Non-CO2 air pollutants from motor vehicles have traditionally been controlled to protect air quality and health, but they also affect climate. In a new study, a global composition-climate model was used to examine the integrated impacts of adopting stringent EU air pollutant emission standards for road vehicles in 2015 in many developing countries.
Relative to a baseline scenario which assumed no extra controls on top of currently proposed or adopted standards, implementation of the tighter EU emissions and fuel standards as from 2015 would lead to annual benefits in 2030 and beyond of:
- 120,000–280,000 avoided premature air pollution-related deaths;
- 6.1–19.7 million metric tons of avoided ozone-related yield losses of major food crops;
- $US 0.6–2.4 trillion avoided health damage; and,
- $US 1.1–4.3 billion avoided agricultural damage.

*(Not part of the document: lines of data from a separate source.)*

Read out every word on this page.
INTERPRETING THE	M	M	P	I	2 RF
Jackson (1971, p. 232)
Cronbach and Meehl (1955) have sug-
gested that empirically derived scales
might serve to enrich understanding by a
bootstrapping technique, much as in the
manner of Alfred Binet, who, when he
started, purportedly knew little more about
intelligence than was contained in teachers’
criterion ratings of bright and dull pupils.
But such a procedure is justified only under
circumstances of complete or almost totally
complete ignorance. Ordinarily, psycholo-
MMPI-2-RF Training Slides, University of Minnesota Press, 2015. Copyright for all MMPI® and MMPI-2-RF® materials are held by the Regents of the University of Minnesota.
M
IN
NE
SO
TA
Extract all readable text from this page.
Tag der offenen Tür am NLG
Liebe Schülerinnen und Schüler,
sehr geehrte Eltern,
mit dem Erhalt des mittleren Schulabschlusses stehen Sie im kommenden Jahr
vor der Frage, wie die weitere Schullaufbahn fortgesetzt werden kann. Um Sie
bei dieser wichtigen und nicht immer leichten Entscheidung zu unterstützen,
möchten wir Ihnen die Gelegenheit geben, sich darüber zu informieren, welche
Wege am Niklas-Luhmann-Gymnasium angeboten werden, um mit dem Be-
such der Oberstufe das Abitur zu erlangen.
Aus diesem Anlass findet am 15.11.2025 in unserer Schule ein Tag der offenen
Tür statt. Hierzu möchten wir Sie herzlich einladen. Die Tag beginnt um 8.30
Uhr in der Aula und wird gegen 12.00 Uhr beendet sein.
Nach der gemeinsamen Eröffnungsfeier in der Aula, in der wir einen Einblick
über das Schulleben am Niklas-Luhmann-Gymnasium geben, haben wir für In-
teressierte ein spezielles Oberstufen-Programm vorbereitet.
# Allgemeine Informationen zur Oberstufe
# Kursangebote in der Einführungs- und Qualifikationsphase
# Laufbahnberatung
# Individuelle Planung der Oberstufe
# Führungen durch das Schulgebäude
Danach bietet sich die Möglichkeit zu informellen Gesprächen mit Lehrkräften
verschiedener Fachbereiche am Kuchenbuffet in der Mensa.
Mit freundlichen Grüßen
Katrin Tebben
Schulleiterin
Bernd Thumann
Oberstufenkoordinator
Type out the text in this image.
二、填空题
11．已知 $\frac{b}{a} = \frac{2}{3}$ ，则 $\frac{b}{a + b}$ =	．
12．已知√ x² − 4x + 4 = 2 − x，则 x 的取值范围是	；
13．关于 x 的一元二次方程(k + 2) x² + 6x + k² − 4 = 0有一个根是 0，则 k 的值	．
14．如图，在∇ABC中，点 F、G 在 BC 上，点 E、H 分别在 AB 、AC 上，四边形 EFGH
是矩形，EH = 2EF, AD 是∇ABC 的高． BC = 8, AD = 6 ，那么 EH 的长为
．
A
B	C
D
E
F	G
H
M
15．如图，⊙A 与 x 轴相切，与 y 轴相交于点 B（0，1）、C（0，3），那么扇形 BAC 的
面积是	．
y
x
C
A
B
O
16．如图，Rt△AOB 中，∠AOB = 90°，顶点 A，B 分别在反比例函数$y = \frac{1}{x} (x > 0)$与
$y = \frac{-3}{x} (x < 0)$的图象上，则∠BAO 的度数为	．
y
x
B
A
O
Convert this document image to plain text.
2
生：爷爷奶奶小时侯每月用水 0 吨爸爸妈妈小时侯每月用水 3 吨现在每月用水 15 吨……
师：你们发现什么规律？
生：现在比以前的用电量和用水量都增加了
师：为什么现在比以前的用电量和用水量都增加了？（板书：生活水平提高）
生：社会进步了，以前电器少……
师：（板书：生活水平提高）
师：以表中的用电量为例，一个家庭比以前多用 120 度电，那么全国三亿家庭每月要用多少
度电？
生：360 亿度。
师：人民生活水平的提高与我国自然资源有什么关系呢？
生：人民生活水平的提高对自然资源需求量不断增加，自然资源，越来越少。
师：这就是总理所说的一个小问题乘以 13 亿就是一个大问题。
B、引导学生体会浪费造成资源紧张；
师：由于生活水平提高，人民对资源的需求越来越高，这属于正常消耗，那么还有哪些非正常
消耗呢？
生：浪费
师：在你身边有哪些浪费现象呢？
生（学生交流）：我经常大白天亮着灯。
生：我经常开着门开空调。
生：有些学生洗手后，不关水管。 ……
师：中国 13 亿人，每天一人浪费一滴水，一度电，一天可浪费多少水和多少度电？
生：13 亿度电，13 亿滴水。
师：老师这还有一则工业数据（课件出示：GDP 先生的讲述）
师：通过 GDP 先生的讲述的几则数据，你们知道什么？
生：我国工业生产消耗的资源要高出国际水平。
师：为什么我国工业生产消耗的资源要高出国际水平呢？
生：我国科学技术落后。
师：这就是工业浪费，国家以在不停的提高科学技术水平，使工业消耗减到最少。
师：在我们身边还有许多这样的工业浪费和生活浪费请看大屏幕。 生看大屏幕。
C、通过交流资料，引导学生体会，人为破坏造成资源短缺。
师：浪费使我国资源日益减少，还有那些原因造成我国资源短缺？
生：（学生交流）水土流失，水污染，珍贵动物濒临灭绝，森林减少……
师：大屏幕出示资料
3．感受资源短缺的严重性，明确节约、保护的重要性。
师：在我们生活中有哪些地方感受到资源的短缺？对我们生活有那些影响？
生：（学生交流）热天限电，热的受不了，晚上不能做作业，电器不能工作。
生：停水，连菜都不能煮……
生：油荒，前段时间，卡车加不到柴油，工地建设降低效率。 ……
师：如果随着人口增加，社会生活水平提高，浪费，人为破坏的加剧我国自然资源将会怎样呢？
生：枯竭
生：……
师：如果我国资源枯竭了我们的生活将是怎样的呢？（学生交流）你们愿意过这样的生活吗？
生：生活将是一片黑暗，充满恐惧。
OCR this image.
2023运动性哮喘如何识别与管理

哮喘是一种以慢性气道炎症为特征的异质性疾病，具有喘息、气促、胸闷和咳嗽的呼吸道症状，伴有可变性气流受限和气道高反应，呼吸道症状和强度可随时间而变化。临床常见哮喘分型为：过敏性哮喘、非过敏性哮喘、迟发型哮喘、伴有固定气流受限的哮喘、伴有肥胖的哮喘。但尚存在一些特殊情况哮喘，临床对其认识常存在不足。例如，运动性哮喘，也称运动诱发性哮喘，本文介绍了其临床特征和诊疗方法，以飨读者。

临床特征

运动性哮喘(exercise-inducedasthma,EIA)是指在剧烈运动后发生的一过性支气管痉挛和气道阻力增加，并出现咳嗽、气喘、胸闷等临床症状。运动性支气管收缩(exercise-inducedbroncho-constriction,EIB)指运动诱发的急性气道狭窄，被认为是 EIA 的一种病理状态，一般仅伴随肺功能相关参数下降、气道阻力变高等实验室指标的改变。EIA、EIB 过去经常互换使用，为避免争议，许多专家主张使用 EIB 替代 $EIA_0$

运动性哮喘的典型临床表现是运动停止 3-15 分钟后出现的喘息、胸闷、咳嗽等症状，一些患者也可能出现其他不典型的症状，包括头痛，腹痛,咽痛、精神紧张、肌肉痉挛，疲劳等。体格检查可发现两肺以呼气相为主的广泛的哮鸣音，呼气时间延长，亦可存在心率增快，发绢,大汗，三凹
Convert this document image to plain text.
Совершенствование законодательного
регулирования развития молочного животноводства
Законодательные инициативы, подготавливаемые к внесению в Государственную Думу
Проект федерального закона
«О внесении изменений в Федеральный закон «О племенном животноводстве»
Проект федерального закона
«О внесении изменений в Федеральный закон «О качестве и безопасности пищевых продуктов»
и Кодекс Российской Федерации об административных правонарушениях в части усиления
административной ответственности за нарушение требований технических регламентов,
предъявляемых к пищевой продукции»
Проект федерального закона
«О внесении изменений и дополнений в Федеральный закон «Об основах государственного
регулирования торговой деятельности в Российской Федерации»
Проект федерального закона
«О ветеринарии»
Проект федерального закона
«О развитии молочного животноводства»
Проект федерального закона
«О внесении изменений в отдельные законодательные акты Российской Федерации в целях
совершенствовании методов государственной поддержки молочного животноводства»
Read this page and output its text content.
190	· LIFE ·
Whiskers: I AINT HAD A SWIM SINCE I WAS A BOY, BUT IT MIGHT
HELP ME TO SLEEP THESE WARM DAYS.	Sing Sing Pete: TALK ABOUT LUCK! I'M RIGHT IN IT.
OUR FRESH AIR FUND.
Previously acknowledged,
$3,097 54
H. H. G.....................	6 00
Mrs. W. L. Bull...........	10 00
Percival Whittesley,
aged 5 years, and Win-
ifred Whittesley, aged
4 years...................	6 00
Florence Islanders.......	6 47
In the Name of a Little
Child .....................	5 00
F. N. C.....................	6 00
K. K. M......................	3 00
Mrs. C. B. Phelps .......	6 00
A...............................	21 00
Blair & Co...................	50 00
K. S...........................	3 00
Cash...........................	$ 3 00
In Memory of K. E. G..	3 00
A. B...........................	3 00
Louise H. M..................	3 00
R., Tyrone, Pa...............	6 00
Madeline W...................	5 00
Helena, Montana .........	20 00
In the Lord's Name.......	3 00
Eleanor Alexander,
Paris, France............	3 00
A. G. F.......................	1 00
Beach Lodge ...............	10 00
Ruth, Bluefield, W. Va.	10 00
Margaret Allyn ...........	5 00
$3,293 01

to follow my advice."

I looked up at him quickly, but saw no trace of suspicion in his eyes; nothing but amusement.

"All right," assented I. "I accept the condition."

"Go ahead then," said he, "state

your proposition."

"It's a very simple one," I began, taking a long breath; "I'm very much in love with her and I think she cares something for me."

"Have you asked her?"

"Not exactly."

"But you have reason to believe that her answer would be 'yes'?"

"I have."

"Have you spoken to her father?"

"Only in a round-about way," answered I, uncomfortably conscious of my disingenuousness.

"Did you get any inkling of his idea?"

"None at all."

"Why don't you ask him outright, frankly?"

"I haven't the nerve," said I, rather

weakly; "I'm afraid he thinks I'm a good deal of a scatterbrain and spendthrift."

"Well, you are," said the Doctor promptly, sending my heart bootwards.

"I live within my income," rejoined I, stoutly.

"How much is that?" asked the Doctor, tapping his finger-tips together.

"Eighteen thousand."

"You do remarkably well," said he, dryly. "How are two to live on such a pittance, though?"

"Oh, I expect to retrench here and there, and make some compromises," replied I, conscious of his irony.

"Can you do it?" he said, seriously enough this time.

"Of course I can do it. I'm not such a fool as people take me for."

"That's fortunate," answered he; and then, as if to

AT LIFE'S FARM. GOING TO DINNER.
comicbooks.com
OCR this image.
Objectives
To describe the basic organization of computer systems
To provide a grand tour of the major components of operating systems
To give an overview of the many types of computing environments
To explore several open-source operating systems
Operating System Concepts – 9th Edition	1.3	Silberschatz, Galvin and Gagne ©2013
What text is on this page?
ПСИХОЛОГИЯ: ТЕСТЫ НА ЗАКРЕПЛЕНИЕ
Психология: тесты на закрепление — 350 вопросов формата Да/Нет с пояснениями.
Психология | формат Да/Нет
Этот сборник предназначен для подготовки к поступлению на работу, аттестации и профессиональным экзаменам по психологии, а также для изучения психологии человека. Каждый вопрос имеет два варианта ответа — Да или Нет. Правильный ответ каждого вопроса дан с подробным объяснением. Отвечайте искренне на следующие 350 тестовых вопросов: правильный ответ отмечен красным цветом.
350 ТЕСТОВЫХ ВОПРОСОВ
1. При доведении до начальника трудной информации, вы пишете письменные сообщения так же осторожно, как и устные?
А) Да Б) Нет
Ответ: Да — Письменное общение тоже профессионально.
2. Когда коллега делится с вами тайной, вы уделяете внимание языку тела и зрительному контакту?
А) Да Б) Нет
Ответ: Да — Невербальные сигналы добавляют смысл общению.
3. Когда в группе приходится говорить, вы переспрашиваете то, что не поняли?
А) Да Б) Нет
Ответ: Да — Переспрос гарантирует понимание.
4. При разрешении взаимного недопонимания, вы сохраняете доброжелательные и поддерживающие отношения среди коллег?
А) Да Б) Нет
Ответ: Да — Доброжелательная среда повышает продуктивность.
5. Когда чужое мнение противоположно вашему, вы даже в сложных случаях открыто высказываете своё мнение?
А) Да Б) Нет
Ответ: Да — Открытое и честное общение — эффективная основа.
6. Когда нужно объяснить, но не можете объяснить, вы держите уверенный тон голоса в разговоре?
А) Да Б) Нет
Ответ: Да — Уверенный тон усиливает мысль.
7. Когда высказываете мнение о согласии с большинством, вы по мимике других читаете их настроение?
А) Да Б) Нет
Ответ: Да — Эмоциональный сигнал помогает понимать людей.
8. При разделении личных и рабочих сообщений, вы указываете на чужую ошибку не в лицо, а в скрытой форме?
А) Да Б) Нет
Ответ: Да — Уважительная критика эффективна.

Moreover, the tighter standards resulted in mitigation of approximately 0.2°C of northern hemisphere extratropical warming during 2040–2070. Note that there is significant uncertainty regarding the estimated cooling effect, primarily relating to black carbon and due to the poorly quantified indirect effects on clouds and albedo of this pollutant. Including the uncertainty range would show a cooling of between 0.03 and 0.34°C.
Tighter vehicle emission and fuel standards are thus extremely likely to mitigate short-term climate change in most cases, in addition to providing large improvements in human health and food security. These standards will not reduce CO2 emissions, however, which are required to mitigate long-term climate change.